The Center will develop hybrid systems that combine the best features of the biological nanomotor and synthetic delivery systems that have already achieved clinical acceptance but are still only blunt therapies for complex conditions such as cancer and infectious diseases. Incorporation of active phi29 nanomotors in liposomes will be a major thrust that will enable nanoscale control for therapeutic approaches. Initial efforts will focus on engineering specifications of the phi29 nanomotor toward the production of hybrid and synthetic nanomotors. Additional team efforts will exploit our understanding of the reengineered hybrid phi29 nanomotor specifications to create prototype nanomechanical devices for diagnostic applications, targeted delivery of therapeutics and for various nanomachines with applications in medicine. The engineering principles underlying the physical action, energy transduction and transmembrane transport capabilities of our matrix adapted motors will be elucidated by our interdisciplinary team, including physicists, chemists, engineers, mathematicians, and molecular biologists, at each step to further guide the use of the phi29 nanomotor in biomedical applications. It will be investigated through quantitative measurement of the modified motor (both in the lipid membrane-adapted and the nanostructured array form) combined with in silico modeling. This effort will provide understanding of the membrane incorporation, molecular transport characteristics, machine durability (operating limits, thermal, structural, and chemical properties and response to in vivo and harsh environments), and ion or electrical conductivity of the single pore. Investigation will be carried out on both the process of construction for each nanodevice and on device operation. More importantly, the study will reveal or determine bottom-up assembly principles – the favored approach in nanotechnology – for the construction of membrane integrated motors. Using this knowledge, the center will engineer nanodevices and systems of nanodevices, rather than construct them in an ad hoc fashion.

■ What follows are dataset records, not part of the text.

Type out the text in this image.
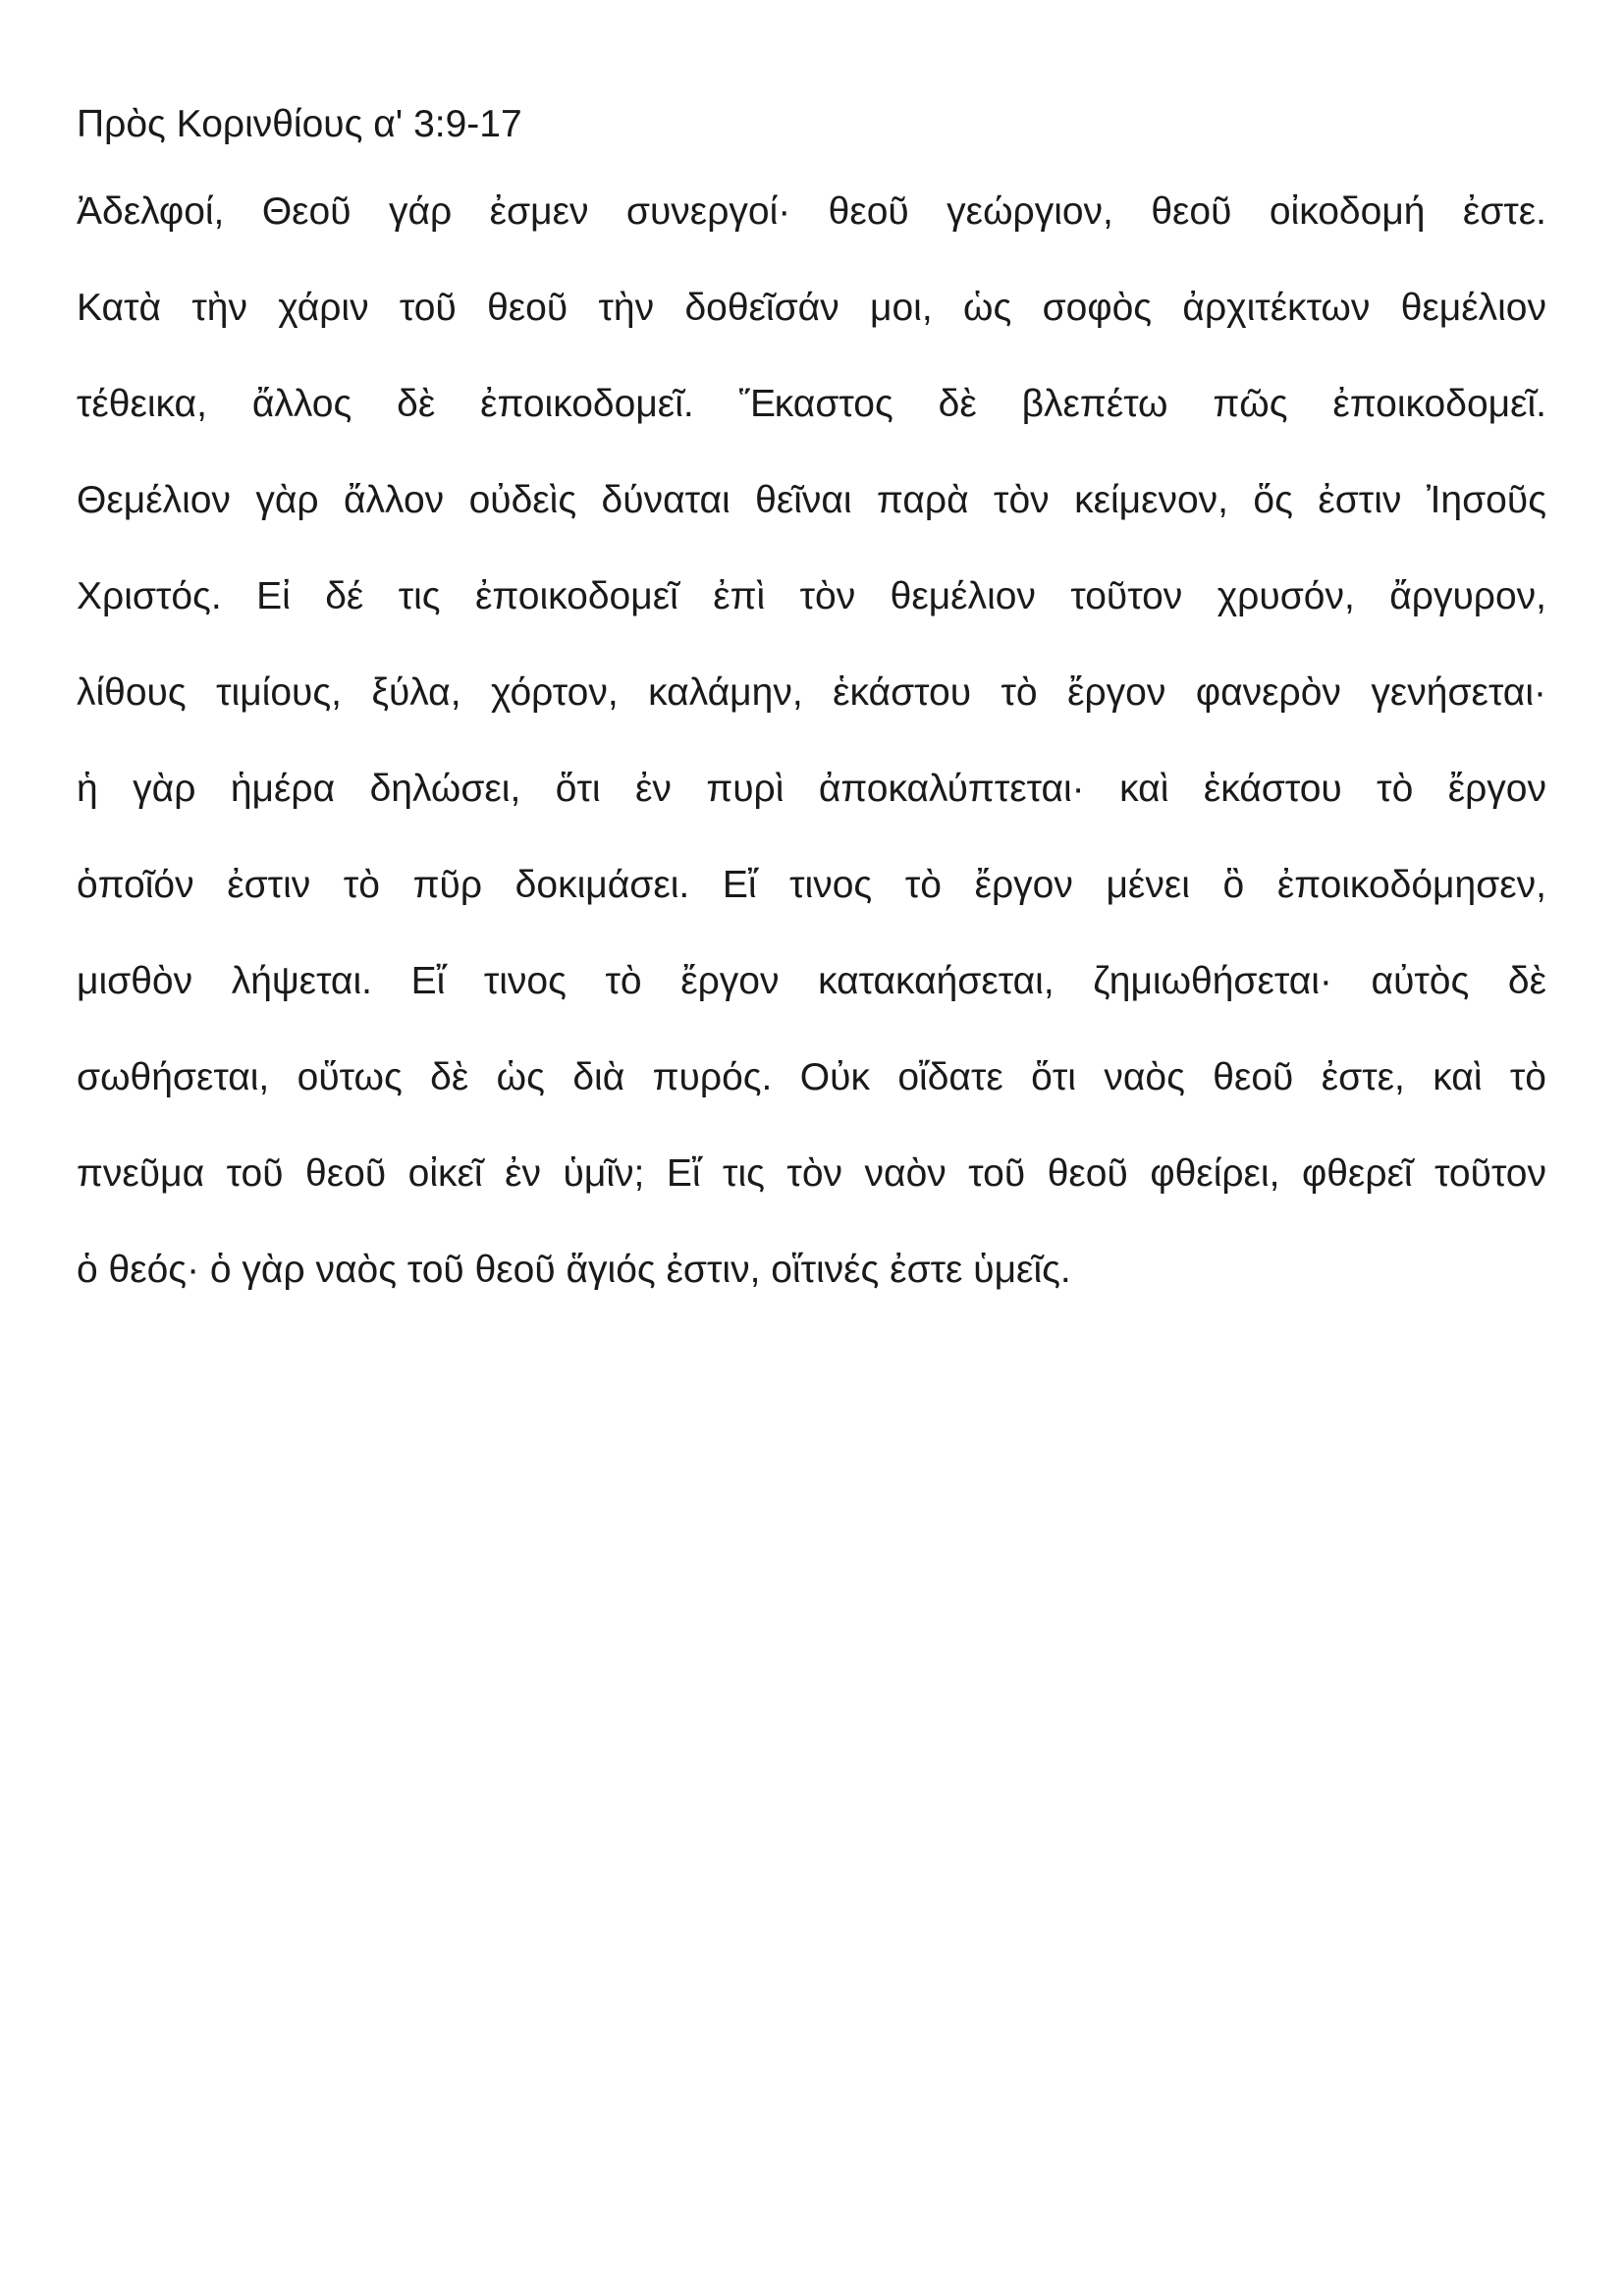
Πρὸς Κορινθίους α' 3:9-17
Ἀδελφοί, Θεοῦ γάρ ἐσμεν συνεργοί· θεοῦ γεώργιον, θεοῦ οἰκοδομή ἐστε.
Κατὰ τὴν χάριν τοῦ θεοῦ τὴν δοθεῖσάν μοι, ὡς σοφὸς ἀρχιτέκτων θεμέλιον
τέθεικα, ἄλλος δὲ ἐποικοδομεῖ. Ἕκαστος δὲ βλεπέτω πῶς ἐποικοδομεῖ.
Θεμέλιον γὰρ ἄλλον οὐδεὶς δύναται θεῖναι παρὰ τὸν κείμενον, ὅς ἐστιν Ἰησοῦς
Χριστός. Εἰ δέ τις ἐποικοδομεῖ ἐπὶ τὸν θεμέλιον τοῦτον χρυσόν, ἄργυρον,
λίθους τιμίους, ξύλα, χόρτον, καλάμην, ἑκάστου τὸ ἔργον φανερὸν γενήσεται·
ἡ γὰρ ἡμέρα δηλώσει, ὅτι ἐν πυρὶ ἀποκαλύπτεται· καὶ ἑκάστου τὸ ἔργον
ὁποῖόν ἐστιν τὸ πῦρ δοκιμάσει. Εἴ τινος τὸ ἔργον μένει ὃ ἐποικοδόμησεν,
μισθὸν λήψεται. Εἴ τινος τὸ ἔργον κατακαήσεται, ζημιωθήσεται· αὐτὸς δὲ
σωθήσεται, οὕτως δὲ ὡς διὰ πυρός. Οὐκ οἴδατε ὅτι ναὸς θεοῦ ἐστε, καὶ τὸ
πνεῦμα τοῦ θεοῦ οἰκεῖ ἐν ὑμῖν; Εἴ τις τὸν ναὸν τοῦ θεοῦ φθείρει, φθερεῖ τοῦτον
ὁ θεός· ὁ γὰρ ναὸς τοῦ θεοῦ ἅγιός ἐστιν, οἵτινές ἐστε ὑμεῖς.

Nanomedicine: Unique and Distinct
Although extensive studies on the bacteriophage phi29 DNA packaging motor have been carried out for years, adaptation to a matrix substrate for therapeutic applications is unique and distinct. Our aim is to apply the knowledge of the phi29 motor to a membrane-adapted form, embedded in a lipid membrane sheet, lipid liposome, or template-directed environment. This novel approach could lead to a prototypical nanomedicine device for therapeutic or other nanomedical applications. Among the riskier aspects of the proposed Center are plans to make the chemically-modified and embedded motor functional in active DNA pumping or drug loading, and the extraction of quantitative force data from single molecule experiments of the new generation motor.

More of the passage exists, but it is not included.